Ellis Knox (sknox) | 14 comments Thanks.


message 6: by Timothy (new)

Timothy Bowden | 4 comments Very pleased to receive this review on Amazon from Fred E Ray, author of a number of texts dealing with warfare in Classical Greece!

Exciting and terrifying!

ByFred E. Rayon June 28, 2017

Format: Paperback
|
Verified Purchase


I truly enjoyed Freaks and Greeks! It's quite rare to find something so entertaining and informative at the same time. While the story line includes what might seem a way-out premise, with ancient warriors facing a zombie plague, that sole fantasy element is so well tied into factual reality that never once does it seem strained. You can virtually see, hear, and (most of all) smell those terrifying creatures, experiencing the gut-level horror and disgust they inspire right along with the book's human cast. And the author certainly knows his Herodotus and Nepos, drawing on those and other sources to inject a vast store of excellent historical information into his tale. Yet he does this so cleverly that what might otherwise be pedantic melds seamlessly in service of what is in the end simply a great, ripping yarn. There's also a lot of heart here, with characters drawn from history and the writer's imagination alike that ring true in their dialogue and actions to reveal deep, multiple dimensions. They make you care about them for better or worse at an emotional level - at least that's what happened to me, with feelings often welling up unbidden as I read.

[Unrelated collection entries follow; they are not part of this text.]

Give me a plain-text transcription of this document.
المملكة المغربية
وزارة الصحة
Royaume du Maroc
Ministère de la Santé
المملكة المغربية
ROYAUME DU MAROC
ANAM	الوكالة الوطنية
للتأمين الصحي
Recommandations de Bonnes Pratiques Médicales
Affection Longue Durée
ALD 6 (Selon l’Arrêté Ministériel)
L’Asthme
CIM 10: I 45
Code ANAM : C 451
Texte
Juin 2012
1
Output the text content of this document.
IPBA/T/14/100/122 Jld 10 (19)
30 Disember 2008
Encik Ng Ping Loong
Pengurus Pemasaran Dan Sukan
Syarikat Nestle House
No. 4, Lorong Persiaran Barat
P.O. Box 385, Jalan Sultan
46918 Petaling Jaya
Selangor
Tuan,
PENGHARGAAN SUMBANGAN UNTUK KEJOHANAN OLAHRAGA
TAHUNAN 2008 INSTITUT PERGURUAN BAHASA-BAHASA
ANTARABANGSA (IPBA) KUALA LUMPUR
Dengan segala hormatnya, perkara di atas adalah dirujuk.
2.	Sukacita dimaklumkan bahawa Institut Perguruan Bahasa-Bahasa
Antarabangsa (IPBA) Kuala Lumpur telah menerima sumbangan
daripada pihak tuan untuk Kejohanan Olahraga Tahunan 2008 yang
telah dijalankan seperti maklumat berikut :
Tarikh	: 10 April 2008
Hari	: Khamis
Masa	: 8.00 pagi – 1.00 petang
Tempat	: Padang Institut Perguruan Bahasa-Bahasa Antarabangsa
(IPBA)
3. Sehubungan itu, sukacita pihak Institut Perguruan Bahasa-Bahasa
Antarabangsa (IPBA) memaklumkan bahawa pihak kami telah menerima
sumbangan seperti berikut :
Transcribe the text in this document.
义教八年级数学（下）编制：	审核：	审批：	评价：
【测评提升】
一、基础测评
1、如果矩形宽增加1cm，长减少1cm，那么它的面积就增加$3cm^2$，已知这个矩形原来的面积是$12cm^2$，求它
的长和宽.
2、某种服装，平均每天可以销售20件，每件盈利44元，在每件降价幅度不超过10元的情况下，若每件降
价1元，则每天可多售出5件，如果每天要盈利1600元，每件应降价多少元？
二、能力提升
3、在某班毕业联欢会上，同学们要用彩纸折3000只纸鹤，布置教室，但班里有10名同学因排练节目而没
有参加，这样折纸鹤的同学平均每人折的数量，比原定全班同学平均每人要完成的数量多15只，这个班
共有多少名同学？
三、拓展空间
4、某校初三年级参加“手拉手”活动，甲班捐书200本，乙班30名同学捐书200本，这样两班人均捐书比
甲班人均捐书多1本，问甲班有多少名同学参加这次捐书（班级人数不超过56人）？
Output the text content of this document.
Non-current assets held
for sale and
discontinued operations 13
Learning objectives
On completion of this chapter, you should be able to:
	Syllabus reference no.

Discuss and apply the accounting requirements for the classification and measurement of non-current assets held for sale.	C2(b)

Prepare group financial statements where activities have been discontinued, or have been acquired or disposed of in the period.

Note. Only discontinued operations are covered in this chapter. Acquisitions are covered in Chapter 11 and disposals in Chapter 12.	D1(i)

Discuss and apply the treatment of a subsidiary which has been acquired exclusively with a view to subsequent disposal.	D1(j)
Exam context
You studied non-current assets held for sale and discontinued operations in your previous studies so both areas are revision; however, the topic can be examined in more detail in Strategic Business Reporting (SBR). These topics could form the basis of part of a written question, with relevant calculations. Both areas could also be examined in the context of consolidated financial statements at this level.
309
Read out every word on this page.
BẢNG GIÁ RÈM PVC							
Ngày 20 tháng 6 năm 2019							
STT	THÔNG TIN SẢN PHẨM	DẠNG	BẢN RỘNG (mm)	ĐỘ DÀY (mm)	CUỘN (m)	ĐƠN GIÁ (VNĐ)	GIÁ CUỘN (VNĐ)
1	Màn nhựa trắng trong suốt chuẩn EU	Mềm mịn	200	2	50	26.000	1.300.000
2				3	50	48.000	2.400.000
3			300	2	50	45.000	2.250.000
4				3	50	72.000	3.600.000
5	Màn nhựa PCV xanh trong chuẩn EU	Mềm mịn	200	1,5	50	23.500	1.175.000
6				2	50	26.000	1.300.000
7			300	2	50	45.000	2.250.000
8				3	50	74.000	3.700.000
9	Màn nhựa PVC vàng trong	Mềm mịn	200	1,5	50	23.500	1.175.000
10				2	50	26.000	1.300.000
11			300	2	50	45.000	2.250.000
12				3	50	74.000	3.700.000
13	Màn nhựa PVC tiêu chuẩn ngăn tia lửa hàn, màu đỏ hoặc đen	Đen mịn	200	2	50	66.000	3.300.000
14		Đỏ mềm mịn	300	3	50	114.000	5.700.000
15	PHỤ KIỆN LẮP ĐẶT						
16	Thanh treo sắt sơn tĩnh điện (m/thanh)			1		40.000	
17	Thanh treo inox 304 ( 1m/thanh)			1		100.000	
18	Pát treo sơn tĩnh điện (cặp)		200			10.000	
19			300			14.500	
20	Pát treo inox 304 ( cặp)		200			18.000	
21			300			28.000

I want to make particular mention here of the book's action sequences. These are quite marvelous set pieces that give the reader a visceral feel for the strange mixture of surrounding chaos and individual focus that must have characterized this (or any other) era's battles for a sane person caught up in their inherent madness. As a writer myself of military history in this period (late 6th - early 5th century BC) and an avid consumer of its literature, both academic and fictional, I can honestly say that I've never come across anything more simultaneously thrilling and terrifying in the brutally realistic depiction of men in the grip of mortal combat. And that comes in spite of contributions from flesh-eating zombies! So skillfully has the author woven those undead monstrosities into events that it's actually hard to believe they never existed.

Bottom line: If you like either brilliantly written ancient history or truly imaginative dark fiction, then this is the book for you! And you should also check out Timothy Bowden's previous novel, Undead Kelly, which is equally well crafted.